Después pasó 10 años en el Montes de Oca. De ahí pasó a un instituto.
–¿Cuándo se reencontraron?
–Fue una noche de hace dos años, cuando vino Mirtha Legrand a hacer su
programa desde el comedor.
–¿Ella la vio por televisión?
–Sí. Ella estaba en Villa Martelli, en un hogar de señoritas. Esa noche me vio en el programa y me llamaron a casa, como a la una de la madrugada. Quedamos en ir a verla apenas fuera de día. Nunca me voy a olvidar de ese momento: fuimos con Isidro, en auto. Estábamos buscando la dirección y cuando nos acercamos la vi, ahí estaba Nilda, parada en la vereda, con una valija lista. Y se vino a vivir con nosotros, estamos juntas.

Espacios
Pegado al comedor de Margarita Barrientos está la guardería infantil. Sus aulas fueron construidas en el ‘99, pero el mes pasado compraron además un terreno en el fondo y lo convirtieron en patio. Es una superficie grande, como de la mitad de una cancha de básquet, a la que hicieron un piso de cemento. En una esquina colocaron una calesita y nada más, para que los alumnos, todos habitantes de la villa, tuvieran espacio para correr.
La inauguración fue hace unas semanas. Ese día, las maestras sacaron a los chicos al patio y se prepararon para ver la fiesta pero, para desconcierto general, ellos se instalaron en un rincón y ahí se quedaron, jugando dentro de unos límites invisibles de dos por dos. De manera que, tras concluir que el problema era que el patio era demasiado grande enrelación con los espacios conocidos, las maestras tuvieron que mostrarles a través de distintos juegos que podían ir más allá.

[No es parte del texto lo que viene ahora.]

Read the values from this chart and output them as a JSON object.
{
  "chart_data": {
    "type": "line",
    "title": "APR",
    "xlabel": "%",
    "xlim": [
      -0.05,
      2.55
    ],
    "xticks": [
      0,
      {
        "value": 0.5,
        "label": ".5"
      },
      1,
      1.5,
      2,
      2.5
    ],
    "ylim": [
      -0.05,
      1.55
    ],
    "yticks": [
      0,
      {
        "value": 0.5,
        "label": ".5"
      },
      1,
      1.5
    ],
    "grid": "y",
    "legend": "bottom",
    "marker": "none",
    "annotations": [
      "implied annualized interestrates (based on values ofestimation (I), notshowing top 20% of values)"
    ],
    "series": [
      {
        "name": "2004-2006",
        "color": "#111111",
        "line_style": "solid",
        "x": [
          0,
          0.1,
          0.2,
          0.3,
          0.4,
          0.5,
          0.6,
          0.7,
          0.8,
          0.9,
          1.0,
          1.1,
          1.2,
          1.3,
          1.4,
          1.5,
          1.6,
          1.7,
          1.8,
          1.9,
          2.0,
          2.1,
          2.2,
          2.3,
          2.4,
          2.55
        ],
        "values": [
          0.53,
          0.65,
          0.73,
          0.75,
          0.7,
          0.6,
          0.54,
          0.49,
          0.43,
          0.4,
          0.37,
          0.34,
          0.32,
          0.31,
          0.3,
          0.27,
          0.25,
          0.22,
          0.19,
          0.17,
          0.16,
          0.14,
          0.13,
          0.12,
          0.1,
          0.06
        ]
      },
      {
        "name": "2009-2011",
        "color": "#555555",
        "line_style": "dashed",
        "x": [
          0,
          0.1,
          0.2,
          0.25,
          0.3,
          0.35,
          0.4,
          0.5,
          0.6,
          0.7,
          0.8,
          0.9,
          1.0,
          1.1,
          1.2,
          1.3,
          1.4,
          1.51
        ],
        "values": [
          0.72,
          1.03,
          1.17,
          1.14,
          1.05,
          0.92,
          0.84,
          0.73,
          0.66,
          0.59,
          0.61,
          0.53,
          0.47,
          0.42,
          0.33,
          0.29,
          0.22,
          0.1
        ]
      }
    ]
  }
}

Barrientos se ríe cuando escucha el relato, que Las/12 conoció a través de las maestras. “Ahora quiero construir la biblioteca –dice–; después buscaré a alguien de plata que me done una losa para hacer el techo y poner arriba de la panadería una fábrica de pastas, para generar trabajo; podríamos crear 20 puestos. Y después quiero comprar otro terreno para hacer un hogar de día para las mujeres, para que se bañen y aprendan a bañar a sus hijos. Tengo un montón de cosas pendientes, tengo muchos proyectos. Yo soy de raza india, tengo fuerzas internas que no me permiten aflojar. No quisiera nunca aflojar, no me gusta dar el brazo a torcer fácilmente.”
–¿Por qué será eso?
–Será la vida que a una la hace así. Yo lo veía a mi papá flojo, tan irresponsable. Salió a buscar el remedio para mi mamá y volvió cinco días después de que ella había muerto. Hacía esas cosas.
–Por ahí no se daba cuenta.
–Se daba cuenta tarde. Por eso yo, cuando era chica, quería ser rica, para salvarle la vida. “Cuando sea rica –pensaba–, mi mamá no se va a morir nunca.”
Silencio.
–Estos son edificios fuertes. El comedor, la salita de salud, la guardería.
–Esa es la idea.
–Están construyendo cosas que van a durar muchos años.
–Yo tengo diez hijos –dice ella–. Y todos son así.
–¿Como estos edificios?
–Claro. Muchos de mis hijos están trabajando conmigo. Yo siempre digo que ellos nunca dieron lo que les sobró sino lo que les faltaba. Eso es lo mejor de todo.